A Mössbauer spectral study of some iron nitride-based nanocomposites prepared by ball milling

Powder mixtures of (Fe_yN)_x and (Al₂O ₃)_1-x or (SiO₂)_{1- x} with x=0.2 and 0.6 and y=3.8 have been ball milled for 4, 8, 16, 32, 64, and 128 h and their magnetic properties and Mössbauer spectra have been measured. The 5 and 295 K saturation magnetizations decrease with increasing milling time as a result of decreasing particle sizes. Fits with the Langevin function of the field dependence of the magnetization yield particle sizes that are slightly smaller than those determined from a Scherrer analysis of the broadening of the X-ray diffraction peaks.
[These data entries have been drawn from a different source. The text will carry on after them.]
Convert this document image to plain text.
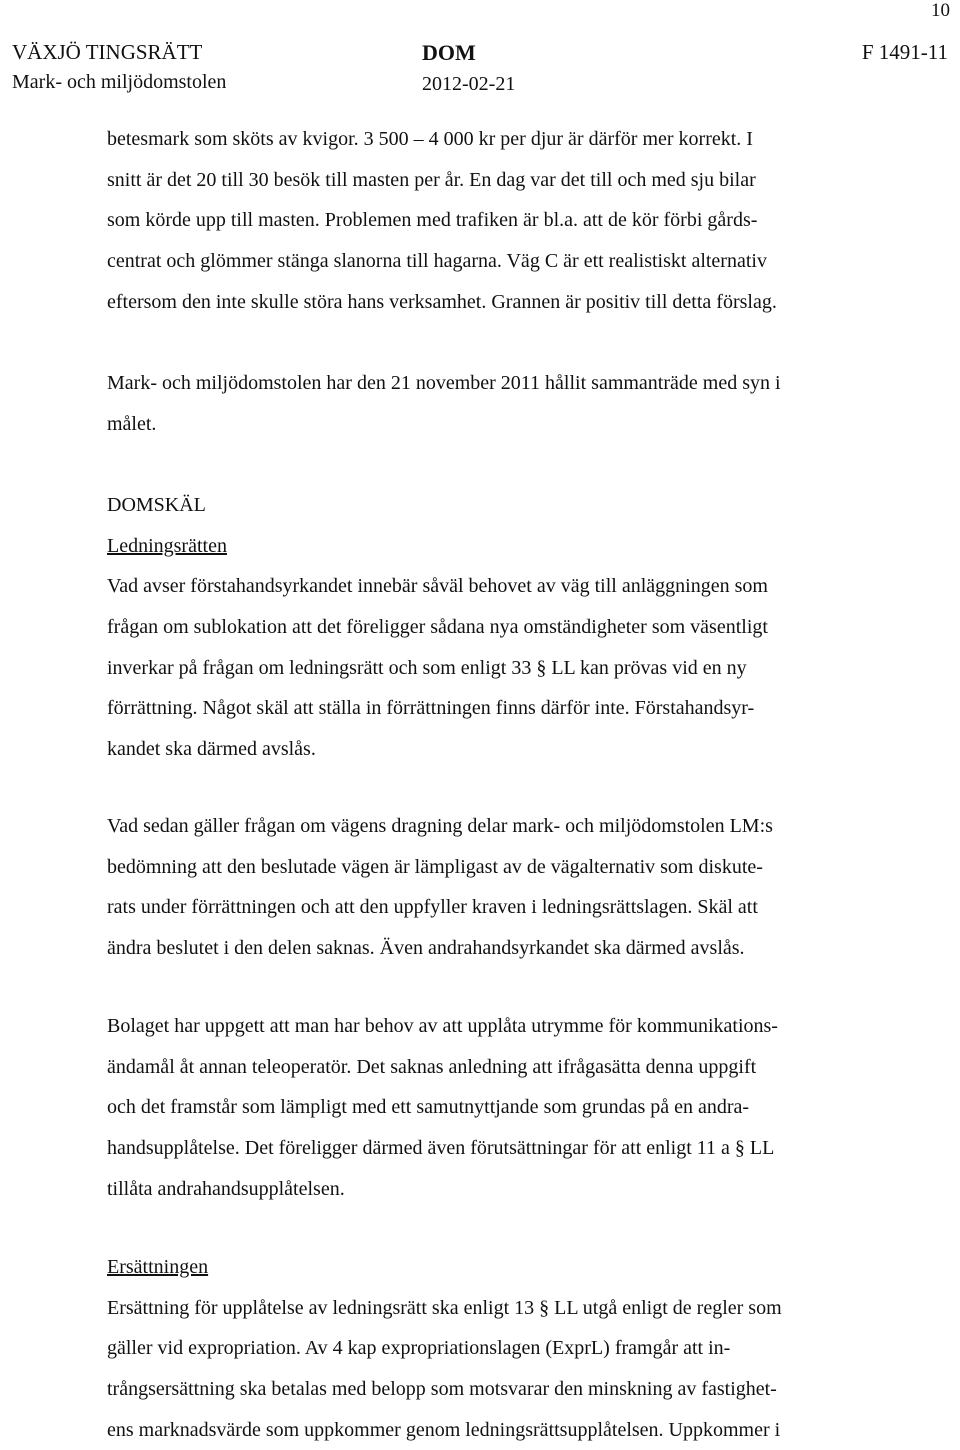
10
VÄXJÖ TINGSRÄTT
Mark- och miljödomstolen
DOM
2012-02-21
F 1491-11
betesmark som sköts av kvigor. 3 500 – 4 000 kr per djur är därför mer korrekt. I
snitt är det 20 till 30 besök till masten per år. En dag var det till och med sju bilar
som körde upp till masten. Problemen med trafiken är bl.a. att de kör förbi gårds-
centrat och glömmer stänga slanorna till hagarna. Väg C är ett realistiskt alternativ
eftersom den inte skulle störa hans verksamhet. Grannen är positiv till detta förslag.
Mark- och miljödomstolen har den 21 november 2011 hållit sammanträde med syn i
målet.
DOMSKÄL
Ledningsrätten
Vad avser förstahandsyrkandet innebär såväl behovet av väg till anläggningen som
frågan om sublokation att det föreligger sådana nya omständigheter som väsentligt
inverkar på frågan om ledningsrätt och som enligt 33 § LL kan prövas vid en ny
förrättning. Något skäl att ställa in förrättningen finns därför inte. Förstahandsyr-
kandet ska därmed avslås.
Vad sedan gäller frågan om vägens dragning delar mark- och miljödomstolen LM:s
bedömning att den beslutade vägen är lämpligast av de vägalternativ som diskute-
rats under förrättningen och att den uppfyller kraven i ledningsrättslagen. Skäl att
ändra beslutet i den delen saknas. Även andrahandsyrkandet ska därmed avslås.
Bolaget har uppgett att man har behov av att upplåta utrymme för kommunikations-
ändamål åt annan teleoperatör. Det saknas anledning att ifrågasätta denna uppgift
och det framstår som lämpligt med ett samutnyttjande som grundas på en andra-
handsupplåtelse. Det föreligger därmed även förutsättningar för att enligt 11 a § LL
tillåta andrahandsupplåtelsen.
Ersättningen
Ersättning för upplåtelse av ledningsrätt ska enligt 13 § LL utgå enligt de regler som
gäller vid expropriation. Av 4 kap expropriationslagen (ExprL) framgår att in-
trångsersättning ska betalas med belopp som motsvarar den minskning av fastighet-
ens marknadsvärde som uppkommer genom ledningsrättsupplåtelsen. Uppkommer i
The Mössbauer spectra have been fit with a distribution of hyperfine fields between 0 and 40 T and the peaks in the distribution assigned to the different iron nitride phases present in the nanocomposites. This analysis of the Mössbauer spectra indicates that the γ′-Fe₄N phase present in Fe_yN is transformed into ε-Fe_3+xN and α-iron by the milling process. The weighted average field decreases and the weighted average isomer shift increases with milling time, as expected for the simultaneous effects of size reduction, the above phase transformation, and mixing with the oxides. A peak in the hyperfine field distribution at 4 T indicates the presence of small superparamagnetic particles, a presence which is also confirmed by the temperature dependence of the Mössbauer spectra and the failure of the magnetization to saturate even at applied fields of 5.5 T.